Arun Rai (born 1963) is an Indian-born American scientist. Arun Rai is a permanent Regent's Professor at the Robinson College of Business at Georgia State University and holds the Howard S. Starks Distinguished Chair at the Robinson College of Business at Georgia State University.

== Education and Employment ==
Arun Rai earned his integrated master's degree in science and technology from BITS Pilani in 1985, MBA from Clarion University of Pennsylvania in 1987, and PhD in Management Information Systems from Kent State University in 1990. He served as an assistant and later as an associate professor at Southern Illinois University at Carbondale from 1990 until 1997 before moving to Georgia State University in 1997.

== Awards and Recognitions ==
In recognition of his significant global contributions to scientific research in the field of Information Systems, Rai was recognized as the Fellow of the Association of Information Systems (FAIS) in 2010.

Rai was awarded the Information Systems Society (ISS) Distinguished Fellow in 2014.

Arun Rai was the recipient of the prestigious LEO award (awarded in 2019 in Munich), which is named for the world's first business application of computing (The Lyons Electronic Office), and recognizes truly outstanding individuals in the field of Information Systems.

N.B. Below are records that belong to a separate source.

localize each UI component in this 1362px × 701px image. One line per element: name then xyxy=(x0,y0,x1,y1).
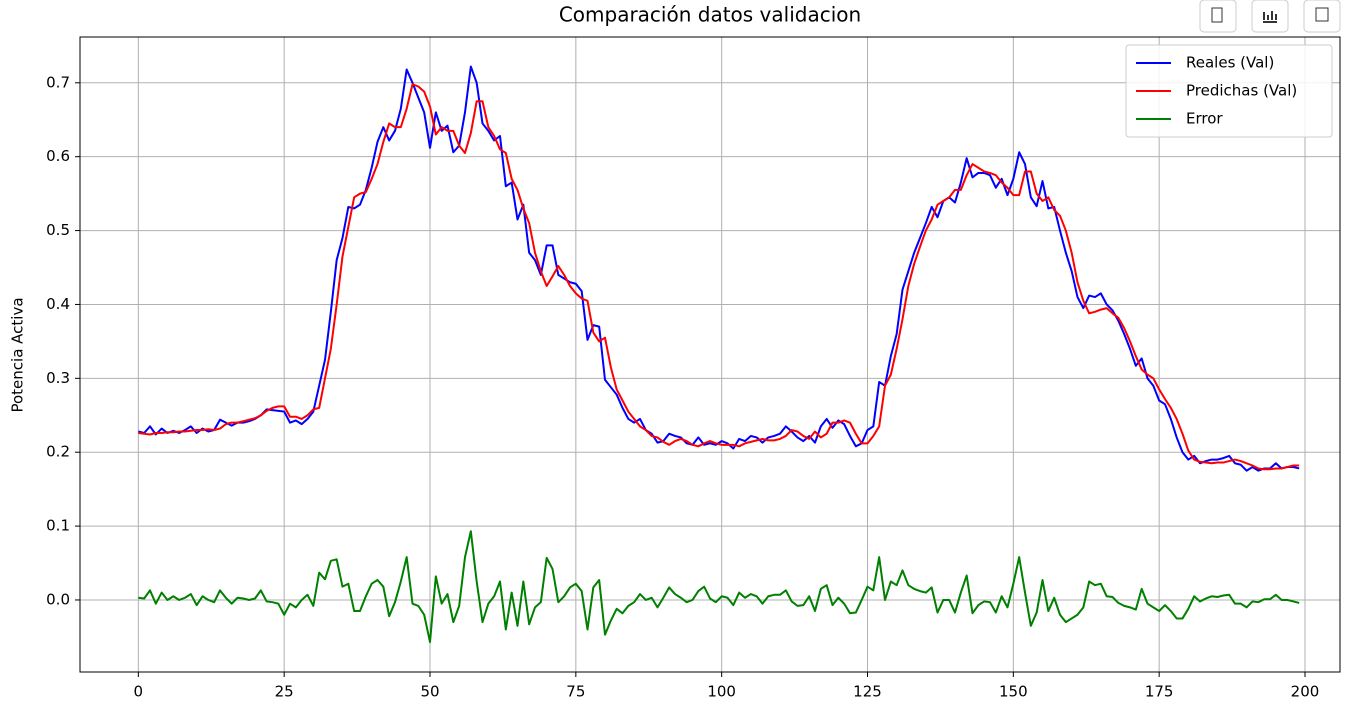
x-tick-label: 50 xyxy=(420,683,439,701)
legend-label: Predichas (Val) xyxy=(1186,82,1297,100)
y-tick-label: 0.6 xyxy=(46,147,70,165)
copy-button[interactable] xyxy=(1199,0,1237,33)
chart-button[interactable] xyxy=(1251,0,1289,33)
x-tick-label: 0 xyxy=(134,683,144,701)
legend-label: Error xyxy=(1186,110,1223,128)
x-tick-label: 200 xyxy=(1291,683,1320,701)
x-tick-label: 100 xyxy=(707,683,736,701)
data-line xyxy=(138,530,1300,644)
chart-icon xyxy=(1263,11,1277,23)
save-icon xyxy=(1315,7,1329,22)
y-axis-label: Potencia Activa xyxy=(9,297,27,412)
y-tick-label: 0.3 xyxy=(46,369,70,387)
x-tick-label: 175 xyxy=(1145,683,1174,701)
chart-title: Comparación datos validacion xyxy=(559,3,861,27)
copy-icon xyxy=(1211,7,1223,23)
legend-label: Reales (Val) xyxy=(1186,54,1274,72)
x-tick-label: 125 xyxy=(853,683,882,701)
toolbar xyxy=(1199,0,1341,33)
x-tick-label: 75 xyxy=(566,683,585,701)
y-tick-label: 0.1 xyxy=(46,517,70,535)
data-line xyxy=(138,83,1300,471)
save-button[interactable] xyxy=(1303,0,1341,33)
data-line xyxy=(138,65,1300,472)
x-tick-label: 150 xyxy=(999,683,1028,701)
y-tick-label: 0.2 xyxy=(46,443,70,461)
plot-frame xyxy=(79,36,1341,673)
y-tick-label: 0.4 xyxy=(46,295,70,313)
legend-box xyxy=(1125,44,1333,138)
y-tick-label: 0.5 xyxy=(46,221,70,239)
y-tick-label: 0.0 xyxy=(46,590,70,608)
y-tick-label: 0.7 xyxy=(46,73,70,91)
x-tick-label: 25 xyxy=(275,683,294,701)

== Service to the Field of Information Systems ==
He served as an editor-in-chief of Management Information Systems Quarterly (MISQ) for five years between 2016 and 2020. He has previously served as senior editor for Information Systems Research, MIS Quarterly, and Journal of Strategic Information Systems and as associate editor for several journals (e.g., Journal of Management Information Systems, Management Science, Decision Sciences, IEEE Transactions on Engineering Management, Information Systems Research, MIS Quarterly and Journal of the Association for Information Systems).